Earlier this year, the state Bureau of Alcohol Beverages and Lottery Operations denied a routine request for a liquor license transfer for Sun Sun after town officials had approved it because the state agency could find no evidence that town residents ever endorsed alcohol being served at a bar or restaurant.

The decision surprised both Runxaing Feng, who had recently bought the restaurant and had applied for the license transfer, and town officials, who have approved annual renewals and prior liquor license transfers with no problem.

A search of records at the Randolph Town Office and at the Secretary of State’s Office earlier this year showed that no vote had ever taken place.

While the previous owner of Sun Sun and owners of previous restaurants at that location had been granted liquor licenses, it’s not clear they should have been given.
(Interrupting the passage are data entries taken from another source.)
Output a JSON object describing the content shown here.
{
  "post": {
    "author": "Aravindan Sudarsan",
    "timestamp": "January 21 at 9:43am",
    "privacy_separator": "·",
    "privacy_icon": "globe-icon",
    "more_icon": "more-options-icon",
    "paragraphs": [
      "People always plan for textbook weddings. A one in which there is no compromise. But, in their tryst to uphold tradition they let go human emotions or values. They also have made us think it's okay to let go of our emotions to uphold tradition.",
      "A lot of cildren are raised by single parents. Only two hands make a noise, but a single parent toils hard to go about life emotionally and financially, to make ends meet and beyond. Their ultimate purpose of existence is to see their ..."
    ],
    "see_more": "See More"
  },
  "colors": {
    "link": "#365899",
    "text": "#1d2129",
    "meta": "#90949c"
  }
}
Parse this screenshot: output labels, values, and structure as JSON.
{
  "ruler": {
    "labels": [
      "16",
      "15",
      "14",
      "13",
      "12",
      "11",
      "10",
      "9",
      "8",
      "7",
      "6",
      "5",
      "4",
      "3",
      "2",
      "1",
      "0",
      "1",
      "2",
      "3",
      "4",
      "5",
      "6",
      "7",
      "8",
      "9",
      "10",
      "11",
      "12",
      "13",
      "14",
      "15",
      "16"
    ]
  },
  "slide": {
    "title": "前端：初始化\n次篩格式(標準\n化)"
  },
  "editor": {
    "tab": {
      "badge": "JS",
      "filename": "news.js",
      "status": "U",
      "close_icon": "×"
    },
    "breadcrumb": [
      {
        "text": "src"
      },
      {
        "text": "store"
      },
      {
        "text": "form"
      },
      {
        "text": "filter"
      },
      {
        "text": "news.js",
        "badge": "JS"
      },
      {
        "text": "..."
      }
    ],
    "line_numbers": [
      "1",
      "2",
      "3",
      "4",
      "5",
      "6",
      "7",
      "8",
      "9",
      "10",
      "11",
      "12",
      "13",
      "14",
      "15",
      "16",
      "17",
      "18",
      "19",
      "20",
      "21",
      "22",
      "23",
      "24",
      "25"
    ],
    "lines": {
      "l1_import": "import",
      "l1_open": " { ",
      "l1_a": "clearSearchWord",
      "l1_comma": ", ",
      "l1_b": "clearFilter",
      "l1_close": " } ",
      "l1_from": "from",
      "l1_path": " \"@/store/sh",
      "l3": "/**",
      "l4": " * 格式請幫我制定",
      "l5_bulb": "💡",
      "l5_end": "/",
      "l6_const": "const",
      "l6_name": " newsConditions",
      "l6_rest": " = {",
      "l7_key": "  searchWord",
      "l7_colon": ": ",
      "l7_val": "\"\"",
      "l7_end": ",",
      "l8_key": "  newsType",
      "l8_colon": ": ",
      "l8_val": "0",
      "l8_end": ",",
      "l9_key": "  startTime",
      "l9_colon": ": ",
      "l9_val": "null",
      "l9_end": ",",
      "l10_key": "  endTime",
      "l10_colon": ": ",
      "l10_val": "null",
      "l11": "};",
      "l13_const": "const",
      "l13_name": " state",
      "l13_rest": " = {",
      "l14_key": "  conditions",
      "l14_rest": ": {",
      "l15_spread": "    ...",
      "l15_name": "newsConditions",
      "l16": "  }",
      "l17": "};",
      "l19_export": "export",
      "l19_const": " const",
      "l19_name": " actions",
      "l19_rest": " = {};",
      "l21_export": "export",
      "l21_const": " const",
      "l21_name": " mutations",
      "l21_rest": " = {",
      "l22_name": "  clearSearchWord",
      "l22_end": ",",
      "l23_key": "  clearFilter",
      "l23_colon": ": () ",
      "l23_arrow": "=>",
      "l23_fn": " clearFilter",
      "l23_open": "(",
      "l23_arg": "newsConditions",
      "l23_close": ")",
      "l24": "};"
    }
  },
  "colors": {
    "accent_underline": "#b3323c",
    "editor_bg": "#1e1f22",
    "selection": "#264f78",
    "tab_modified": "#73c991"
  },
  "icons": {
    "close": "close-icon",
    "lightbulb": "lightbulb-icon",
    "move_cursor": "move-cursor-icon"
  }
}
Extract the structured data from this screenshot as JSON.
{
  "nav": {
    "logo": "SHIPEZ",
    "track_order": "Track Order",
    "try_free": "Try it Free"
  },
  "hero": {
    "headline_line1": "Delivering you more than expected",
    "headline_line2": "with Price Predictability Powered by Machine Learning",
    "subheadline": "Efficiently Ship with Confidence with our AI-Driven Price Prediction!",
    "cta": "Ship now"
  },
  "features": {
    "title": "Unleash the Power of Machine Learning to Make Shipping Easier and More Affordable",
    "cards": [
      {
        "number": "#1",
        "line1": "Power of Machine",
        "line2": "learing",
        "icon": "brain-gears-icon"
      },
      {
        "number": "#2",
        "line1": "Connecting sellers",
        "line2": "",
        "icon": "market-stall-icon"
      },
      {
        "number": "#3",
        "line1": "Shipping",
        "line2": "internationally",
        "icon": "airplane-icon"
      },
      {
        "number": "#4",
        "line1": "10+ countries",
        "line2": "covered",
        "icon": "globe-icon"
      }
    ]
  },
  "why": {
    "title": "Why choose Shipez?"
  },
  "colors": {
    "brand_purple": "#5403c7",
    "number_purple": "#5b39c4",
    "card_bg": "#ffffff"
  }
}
The first inkling there might be a problem came more than a year ago, when some someone at the Bureau of Alcoholic Beverages contacted town officials to say no copy of the local option vote could be found when the previous owner applied for a renewal. Even so, the bureau issued the routine renewal license, leading town officials to believe the record had been found somewhere.

Kyle Hadyniak, director of communications for the state Office of Administrative and Financial Services, which includes the Bureau of Alcoholic Beverages, said via email this week that if the voters approve the move, the state will license Sun Sun effective Nov. 1, the first day of the following month as state law dictates.

Voting will take place from 10 a.m. to 7 p.m., in the Town Office at 121 Kinderhook St. Absentee ballots are available at the Town Office.